A few things you always need to be aware of when you get a strange email:
- If a subject line is about very unexpected news (like an account closing) - phishing alert! Don't open it. (Most companies communicate that through a letter, anyway.)
- If the formatting seems a little unprofessional, the email probably is not originating from that corporation. Corporations monitor email formatting to the pixel. Everything is aligned. This isn't always 100% true for a phishing email.

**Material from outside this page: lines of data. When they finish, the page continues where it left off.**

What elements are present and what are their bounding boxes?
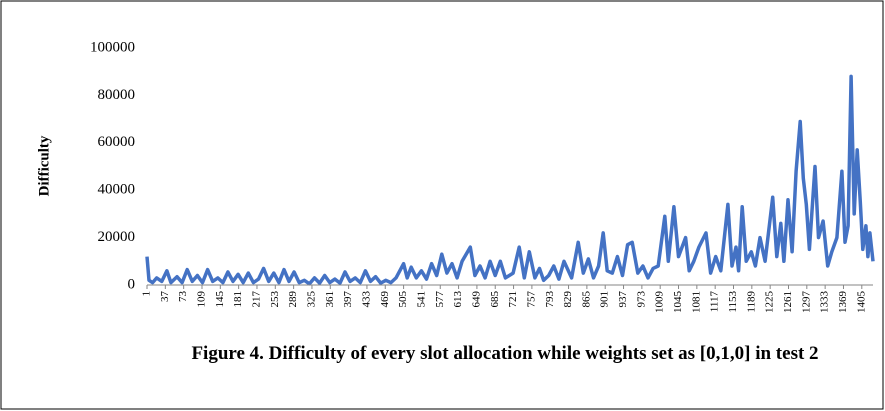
x-tick-label: 1333	[819, 291, 831, 314]
x-tick-label: 1405	[855, 291, 867, 314]
x-tick-label: 1297	[800, 291, 812, 314]
x-tick-label: 541	[415, 291, 427, 308]
x-tick-label: 73	[177, 291, 189, 303]
x-tick-label: 937	[617, 291, 629, 308]
x-tick-label: 973	[635, 291, 647, 308]
y-tick-label: 100000	[90, 39, 135, 55]
x-tick-label: 829	[562, 291, 574, 308]
x-tick-label: 1153	[727, 291, 739, 313]
x-tick-label: 793	[544, 291, 556, 308]
x-tick-label: 685	[489, 291, 501, 308]
x-tick-label: 757	[525, 291, 537, 308]
x-tick-label: 325	[305, 291, 317, 308]
x-tick-label: 1045	[672, 291, 684, 314]
x-tick-label: 1261	[782, 291, 794, 313]
x-tick-label: 145	[214, 291, 226, 308]
y-tick-label: 0	[128, 276, 136, 292]
x-tick-label: 865	[580, 291, 592, 308]
x-tick-label: 433	[360, 291, 372, 308]
x-tick-label: 469	[379, 291, 391, 308]
y-tick-label: 20000	[98, 229, 136, 245]
x-tick-label: 1117	[709, 291, 721, 313]
x-tick-label: 1189	[745, 291, 757, 313]
y-axis-label: Difficulty	[36, 135, 52, 196]
y-tick-label: 60000	[98, 134, 136, 150]
x-tick-label: 1369	[837, 291, 849, 314]
x-tick-label: 505	[397, 291, 409, 308]
x-tick-label: 289	[287, 291, 299, 308]
x-tick-label: 217	[251, 291, 263, 308]
x-tick-label: 1009	[654, 291, 666, 314]
y-tick-label: 80000	[98, 87, 136, 103]
x-tick-label: 649	[470, 291, 482, 308]
x-tick-label: 1081	[690, 291, 702, 313]
chart-title: Figure 4. Difficulty of every slot alloc…	[191, 343, 819, 364]
x-tick-label: 109	[196, 291, 208, 308]
x-tick-label: 613	[452, 291, 464, 308]
x-tick-label: 577	[434, 291, 446, 308]
x-tick-label: 1	[141, 291, 153, 297]
series-line	[145, 74, 875, 286]
x-tick-label: 181	[232, 291, 244, 308]
x-tick-label: 1225	[764, 291, 776, 314]
x-tick-label: 37	[159, 291, 171, 303]
x-tick-label: 721	[507, 291, 519, 308]
x-tick-label: 361	[324, 291, 336, 308]
x-tick-label: 397	[342, 291, 354, 308]
y-tick-label: 40000	[98, 182, 136, 198]
x-tick-label: 901	[599, 291, 611, 308]
x-tick-label: 253	[269, 291, 281, 308]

- If an email and its links seems suspect, don't click on them. If you have a question about its legitimacy, go to the company's app or Web site directly to sort it out. Stop using email links. (The same information in the email will be on the site.)
- The URLs for the links in an email for a proper company will be a derivative of its formal url. Not something like pypl. Always rollover the link of any suspicious email to confirm where it is going. I have seen that too - respectable companies sending a suspicious email with a real link. Sometimes, a company will be off their game. It happens.
- But the rule to rule them all - if in doubt - visit the original Web site or app. The Web site or app has the your most current, accurate account information. If an invitation is legitimate, then the info will be available at the site. If it isn't, you dodged a virus or malware attack.